Sunday, September 5, 2010
Mom and Dad's Duxbury House
The house I grew up in on Tremont St was a small Dutch Colonial with a large circular driveway and beautiful field rock walls and stairs. Our one acre yard abutted a small swamp where we skated in the winter with our neighborhood friends.
We first went to Mrs. Clark's nursery school with ritz crackers and canned orange juice for snacks. Next we went to Duxbury public school for kindergarden; the hardest things we did there was getting our snow suits and mittens and boots on to leave. We also napped on the tile floor on a thin rug; that was hard too. I was Mary in the Christmas pageant we had wearing my mother's blue silk scarf on my head.
Grade school was next, in third grade I had Miss Paulding who had been my grandfather's, my father's and my teacher. She hit kids with a pointer in the bathroom. The town gave her a party when she retired; her gift was a new Pontiac sedan from Duxbury garage to replace her 1935 Buick. Grandpa Walter owned Duxbury Garage and had the Pontiac dealership.

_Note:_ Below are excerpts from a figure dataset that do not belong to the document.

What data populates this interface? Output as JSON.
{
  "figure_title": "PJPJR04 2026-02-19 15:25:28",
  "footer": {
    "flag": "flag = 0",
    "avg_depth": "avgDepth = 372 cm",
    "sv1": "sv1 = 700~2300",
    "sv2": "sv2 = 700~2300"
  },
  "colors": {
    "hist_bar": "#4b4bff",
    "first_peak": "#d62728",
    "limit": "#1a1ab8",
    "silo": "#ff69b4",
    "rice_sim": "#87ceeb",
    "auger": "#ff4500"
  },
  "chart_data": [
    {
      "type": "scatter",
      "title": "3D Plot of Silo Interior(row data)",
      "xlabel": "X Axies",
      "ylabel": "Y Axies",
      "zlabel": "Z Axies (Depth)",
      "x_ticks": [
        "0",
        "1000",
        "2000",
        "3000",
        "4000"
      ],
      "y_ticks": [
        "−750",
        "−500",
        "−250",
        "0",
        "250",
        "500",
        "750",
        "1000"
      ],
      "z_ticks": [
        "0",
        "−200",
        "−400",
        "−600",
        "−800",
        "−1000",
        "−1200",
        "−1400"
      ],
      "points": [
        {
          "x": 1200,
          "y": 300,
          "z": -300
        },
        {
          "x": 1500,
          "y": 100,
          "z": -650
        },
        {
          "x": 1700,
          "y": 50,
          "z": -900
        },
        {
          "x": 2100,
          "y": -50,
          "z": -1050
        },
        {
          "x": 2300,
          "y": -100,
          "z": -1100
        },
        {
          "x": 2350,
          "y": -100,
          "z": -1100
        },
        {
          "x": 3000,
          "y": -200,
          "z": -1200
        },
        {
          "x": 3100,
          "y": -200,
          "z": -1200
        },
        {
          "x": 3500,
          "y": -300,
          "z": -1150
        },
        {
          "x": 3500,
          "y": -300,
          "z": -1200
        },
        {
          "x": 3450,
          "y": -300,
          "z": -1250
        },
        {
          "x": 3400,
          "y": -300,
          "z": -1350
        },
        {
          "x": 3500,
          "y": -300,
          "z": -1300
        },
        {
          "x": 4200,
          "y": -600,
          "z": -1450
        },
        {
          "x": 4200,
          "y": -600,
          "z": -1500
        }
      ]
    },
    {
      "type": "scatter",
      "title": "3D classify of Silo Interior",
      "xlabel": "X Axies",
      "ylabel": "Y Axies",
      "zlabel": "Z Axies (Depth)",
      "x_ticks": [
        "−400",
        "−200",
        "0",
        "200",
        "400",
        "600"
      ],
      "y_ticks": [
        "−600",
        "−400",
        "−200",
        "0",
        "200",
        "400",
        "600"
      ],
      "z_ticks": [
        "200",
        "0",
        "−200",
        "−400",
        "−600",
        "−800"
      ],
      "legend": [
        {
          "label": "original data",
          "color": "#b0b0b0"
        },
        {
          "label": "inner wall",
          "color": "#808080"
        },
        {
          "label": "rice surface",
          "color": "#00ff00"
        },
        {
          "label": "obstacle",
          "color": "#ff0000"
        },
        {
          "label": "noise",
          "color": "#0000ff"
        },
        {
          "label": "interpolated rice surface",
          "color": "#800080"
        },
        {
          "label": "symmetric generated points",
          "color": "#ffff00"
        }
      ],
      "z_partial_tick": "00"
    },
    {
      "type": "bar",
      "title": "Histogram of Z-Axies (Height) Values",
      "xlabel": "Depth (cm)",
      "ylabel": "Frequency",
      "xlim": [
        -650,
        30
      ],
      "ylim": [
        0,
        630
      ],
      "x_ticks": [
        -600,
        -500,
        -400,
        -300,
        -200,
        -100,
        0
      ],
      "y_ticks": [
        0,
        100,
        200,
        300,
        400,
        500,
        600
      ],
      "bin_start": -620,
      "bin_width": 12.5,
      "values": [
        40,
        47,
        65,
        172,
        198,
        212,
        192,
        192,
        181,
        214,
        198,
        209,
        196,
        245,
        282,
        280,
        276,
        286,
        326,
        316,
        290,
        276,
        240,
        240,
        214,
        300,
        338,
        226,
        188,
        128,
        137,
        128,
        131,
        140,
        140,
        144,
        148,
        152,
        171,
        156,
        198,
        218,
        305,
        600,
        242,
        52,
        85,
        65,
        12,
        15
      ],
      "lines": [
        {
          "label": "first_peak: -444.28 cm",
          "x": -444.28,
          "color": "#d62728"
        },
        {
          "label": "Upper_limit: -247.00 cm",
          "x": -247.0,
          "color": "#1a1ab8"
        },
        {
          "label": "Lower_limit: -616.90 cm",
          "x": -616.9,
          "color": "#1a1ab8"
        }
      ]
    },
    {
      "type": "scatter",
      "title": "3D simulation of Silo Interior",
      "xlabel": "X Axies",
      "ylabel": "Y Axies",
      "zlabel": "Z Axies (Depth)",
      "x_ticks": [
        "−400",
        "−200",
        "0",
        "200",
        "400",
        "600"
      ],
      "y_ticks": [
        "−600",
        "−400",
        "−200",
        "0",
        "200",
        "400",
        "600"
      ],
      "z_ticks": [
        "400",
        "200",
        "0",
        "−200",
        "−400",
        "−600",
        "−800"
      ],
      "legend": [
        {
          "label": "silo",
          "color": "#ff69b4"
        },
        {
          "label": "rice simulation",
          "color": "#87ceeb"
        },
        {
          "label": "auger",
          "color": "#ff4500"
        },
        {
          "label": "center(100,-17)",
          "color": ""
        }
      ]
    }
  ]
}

Growing up in this house was not easy. My two sisters and I slept in the master bedroom, the walls were not plaster board but some form of cardboard used during the war for construction. Good for drawing on but, lousy for privacy. At night, I would say my prayers as fast as possible, accept a wet kiss from my grandmother and lie awake counting the rooms in my house compared to Sherry's or Pam's or Mrs. Day's across the street. As much as I could stretch the six rooms of my house my friends always had bigger homes, they all had more money.
Thus, began my interest in buying houses. I rode my fat tired second hand American bike up the hill past Mill Pond figuring how to buy the Sander's house; it was on the market for $28,000. I was twelve.